Understanding and Treating Andropause
Blood tests are necessary when treating men with testosterone to quantify how much of the hormone is aromatized into estrogen. If estrogen is elevated, and it usually is, a medication should be given to prevent this conversion into estrogen. One such medication is Arimidex (anastrozole), which is taken once or twice a week. If this medication isn’t taken, the man may develop breasts like a woman, which is called gynecomastia. Additionally, it is the belief by some doctors that prostate cancer may be related to elevated estrogen.
If too much testosterone is converted to DHT, this could cause BPH, benign prostate hypertrophy, or permanent hair loss. Another common symptom is acne. The treatment to reduce this conversion is either Proscar (finasteride) or Avodart (dutasteride). But blood tests must be performed to know the whole story of how the additional testosterone is being utilized.

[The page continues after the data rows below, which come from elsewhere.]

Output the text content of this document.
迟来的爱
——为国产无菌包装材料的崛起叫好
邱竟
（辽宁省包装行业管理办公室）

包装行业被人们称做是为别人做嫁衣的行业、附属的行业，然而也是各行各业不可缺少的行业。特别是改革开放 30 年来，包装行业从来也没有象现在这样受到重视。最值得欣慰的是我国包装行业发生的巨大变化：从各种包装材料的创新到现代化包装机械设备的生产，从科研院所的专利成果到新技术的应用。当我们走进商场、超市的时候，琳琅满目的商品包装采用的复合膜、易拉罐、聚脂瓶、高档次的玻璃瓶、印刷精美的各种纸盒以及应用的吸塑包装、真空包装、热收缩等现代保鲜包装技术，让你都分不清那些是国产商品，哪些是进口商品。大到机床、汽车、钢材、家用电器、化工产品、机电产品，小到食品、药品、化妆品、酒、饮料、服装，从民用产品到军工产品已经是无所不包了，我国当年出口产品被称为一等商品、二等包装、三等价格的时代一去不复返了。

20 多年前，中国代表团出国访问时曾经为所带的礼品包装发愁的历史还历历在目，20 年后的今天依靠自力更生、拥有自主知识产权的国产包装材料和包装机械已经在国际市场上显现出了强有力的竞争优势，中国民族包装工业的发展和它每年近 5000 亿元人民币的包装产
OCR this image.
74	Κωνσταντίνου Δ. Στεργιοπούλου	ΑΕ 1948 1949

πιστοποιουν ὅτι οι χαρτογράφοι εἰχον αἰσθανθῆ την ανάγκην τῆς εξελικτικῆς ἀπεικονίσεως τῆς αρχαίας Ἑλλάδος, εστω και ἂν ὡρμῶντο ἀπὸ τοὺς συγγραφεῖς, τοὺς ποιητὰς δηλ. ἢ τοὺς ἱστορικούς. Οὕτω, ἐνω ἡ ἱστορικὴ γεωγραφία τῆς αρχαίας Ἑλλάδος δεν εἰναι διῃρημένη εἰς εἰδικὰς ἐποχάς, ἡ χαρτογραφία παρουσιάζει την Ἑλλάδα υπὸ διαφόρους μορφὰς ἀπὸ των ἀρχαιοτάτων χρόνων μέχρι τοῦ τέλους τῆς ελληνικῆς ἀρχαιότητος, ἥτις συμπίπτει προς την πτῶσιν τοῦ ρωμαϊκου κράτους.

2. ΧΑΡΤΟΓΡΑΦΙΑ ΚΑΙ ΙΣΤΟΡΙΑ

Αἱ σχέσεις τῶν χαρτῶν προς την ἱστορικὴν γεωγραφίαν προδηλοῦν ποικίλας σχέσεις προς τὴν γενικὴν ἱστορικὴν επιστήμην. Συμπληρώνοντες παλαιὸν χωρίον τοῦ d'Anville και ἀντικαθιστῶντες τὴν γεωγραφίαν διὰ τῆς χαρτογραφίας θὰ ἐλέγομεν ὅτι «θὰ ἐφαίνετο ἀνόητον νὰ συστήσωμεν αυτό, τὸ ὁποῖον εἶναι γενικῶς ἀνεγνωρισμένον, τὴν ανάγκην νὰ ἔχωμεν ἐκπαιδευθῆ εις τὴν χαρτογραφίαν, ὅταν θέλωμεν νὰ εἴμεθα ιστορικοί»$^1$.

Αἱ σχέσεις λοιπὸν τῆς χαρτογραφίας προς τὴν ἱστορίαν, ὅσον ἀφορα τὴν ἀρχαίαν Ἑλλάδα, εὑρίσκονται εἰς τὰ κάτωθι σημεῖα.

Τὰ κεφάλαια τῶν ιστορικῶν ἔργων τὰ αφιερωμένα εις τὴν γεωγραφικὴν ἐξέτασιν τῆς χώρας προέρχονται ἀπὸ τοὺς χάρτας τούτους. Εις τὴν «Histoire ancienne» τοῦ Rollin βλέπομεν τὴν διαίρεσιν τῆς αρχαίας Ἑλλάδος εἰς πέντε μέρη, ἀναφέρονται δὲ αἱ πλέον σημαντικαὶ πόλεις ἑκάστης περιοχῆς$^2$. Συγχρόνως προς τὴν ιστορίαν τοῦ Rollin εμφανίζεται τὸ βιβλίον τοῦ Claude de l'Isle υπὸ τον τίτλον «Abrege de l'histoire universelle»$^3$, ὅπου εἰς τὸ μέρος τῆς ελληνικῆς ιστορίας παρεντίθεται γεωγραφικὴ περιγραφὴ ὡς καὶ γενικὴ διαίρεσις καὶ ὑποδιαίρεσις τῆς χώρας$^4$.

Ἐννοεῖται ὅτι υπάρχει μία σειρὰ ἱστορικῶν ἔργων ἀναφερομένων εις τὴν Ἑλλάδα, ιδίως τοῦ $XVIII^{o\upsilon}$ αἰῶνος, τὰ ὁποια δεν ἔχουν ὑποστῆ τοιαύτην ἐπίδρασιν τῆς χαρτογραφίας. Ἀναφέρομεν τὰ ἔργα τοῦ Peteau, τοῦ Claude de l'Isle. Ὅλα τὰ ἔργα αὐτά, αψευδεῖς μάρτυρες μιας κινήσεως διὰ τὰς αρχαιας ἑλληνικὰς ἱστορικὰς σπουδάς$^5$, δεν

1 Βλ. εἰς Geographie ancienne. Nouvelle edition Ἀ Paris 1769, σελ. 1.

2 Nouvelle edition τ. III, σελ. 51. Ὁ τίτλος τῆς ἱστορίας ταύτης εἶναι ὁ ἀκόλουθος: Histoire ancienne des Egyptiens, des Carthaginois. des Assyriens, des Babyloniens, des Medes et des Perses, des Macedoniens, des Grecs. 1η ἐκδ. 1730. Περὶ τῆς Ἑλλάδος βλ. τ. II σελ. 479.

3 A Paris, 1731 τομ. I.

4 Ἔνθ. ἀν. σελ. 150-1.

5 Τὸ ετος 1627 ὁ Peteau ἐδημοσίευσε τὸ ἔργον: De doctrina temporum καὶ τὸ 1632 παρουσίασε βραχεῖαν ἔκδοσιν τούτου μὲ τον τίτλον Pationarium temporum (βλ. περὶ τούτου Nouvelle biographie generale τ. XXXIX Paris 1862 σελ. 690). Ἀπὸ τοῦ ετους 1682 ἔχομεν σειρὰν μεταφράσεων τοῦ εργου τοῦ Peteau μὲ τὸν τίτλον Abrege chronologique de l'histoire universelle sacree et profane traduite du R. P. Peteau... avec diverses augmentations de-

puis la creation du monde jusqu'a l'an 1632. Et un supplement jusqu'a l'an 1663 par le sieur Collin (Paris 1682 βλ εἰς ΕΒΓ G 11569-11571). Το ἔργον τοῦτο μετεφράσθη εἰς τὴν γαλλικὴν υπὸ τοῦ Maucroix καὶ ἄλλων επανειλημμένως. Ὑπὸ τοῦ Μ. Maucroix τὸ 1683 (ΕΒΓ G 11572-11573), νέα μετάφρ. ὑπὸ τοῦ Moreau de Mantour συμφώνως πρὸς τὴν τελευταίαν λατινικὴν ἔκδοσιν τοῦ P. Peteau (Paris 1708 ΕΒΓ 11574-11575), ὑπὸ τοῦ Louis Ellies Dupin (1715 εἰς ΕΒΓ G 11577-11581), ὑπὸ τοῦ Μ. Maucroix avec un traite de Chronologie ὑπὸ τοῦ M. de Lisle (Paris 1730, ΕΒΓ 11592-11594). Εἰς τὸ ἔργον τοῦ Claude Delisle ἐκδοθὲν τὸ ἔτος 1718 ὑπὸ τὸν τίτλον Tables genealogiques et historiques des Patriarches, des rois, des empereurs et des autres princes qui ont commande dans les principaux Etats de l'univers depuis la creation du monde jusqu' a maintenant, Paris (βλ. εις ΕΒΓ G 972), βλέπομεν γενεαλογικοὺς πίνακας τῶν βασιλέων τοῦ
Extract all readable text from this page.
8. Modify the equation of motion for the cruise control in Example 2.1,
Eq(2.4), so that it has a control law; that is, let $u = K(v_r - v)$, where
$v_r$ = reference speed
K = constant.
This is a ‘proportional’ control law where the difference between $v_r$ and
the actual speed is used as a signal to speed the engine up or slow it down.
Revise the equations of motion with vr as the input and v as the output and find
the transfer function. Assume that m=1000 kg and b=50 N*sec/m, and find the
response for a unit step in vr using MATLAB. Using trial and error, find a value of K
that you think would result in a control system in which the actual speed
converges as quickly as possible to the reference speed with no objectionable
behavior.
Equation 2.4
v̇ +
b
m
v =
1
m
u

Testosterone can be given in many ways from creams to injections to surgically inserted pellets. The pellet is a good method of delivery, but it does leave a small scar. The creams are converted into DHT more rapidly by the various appendages of the skin, causing the mentioned hair loss and BPH. If one prefers using the creams, Avodart or Proscar should be taken also.
If injections are preferred, a patient can self-injected once a week, but as with other treatments, blood tests should only be performed until the levels are stabilized and there is better understanding of the body’s response. In addition, blood levels of testosterone should be kept at reasonable levels, as seen in a person of about 35 years old.
Of course, a thorough physical exam should be performed (especially a prostate exam) on anyone before being treated with testosterone.
Men who have had andropause properly treated may find the regimen bothersome at first, but virtually all of them think the benefits are well worth the trouble and expense. In fact, most men rave about it.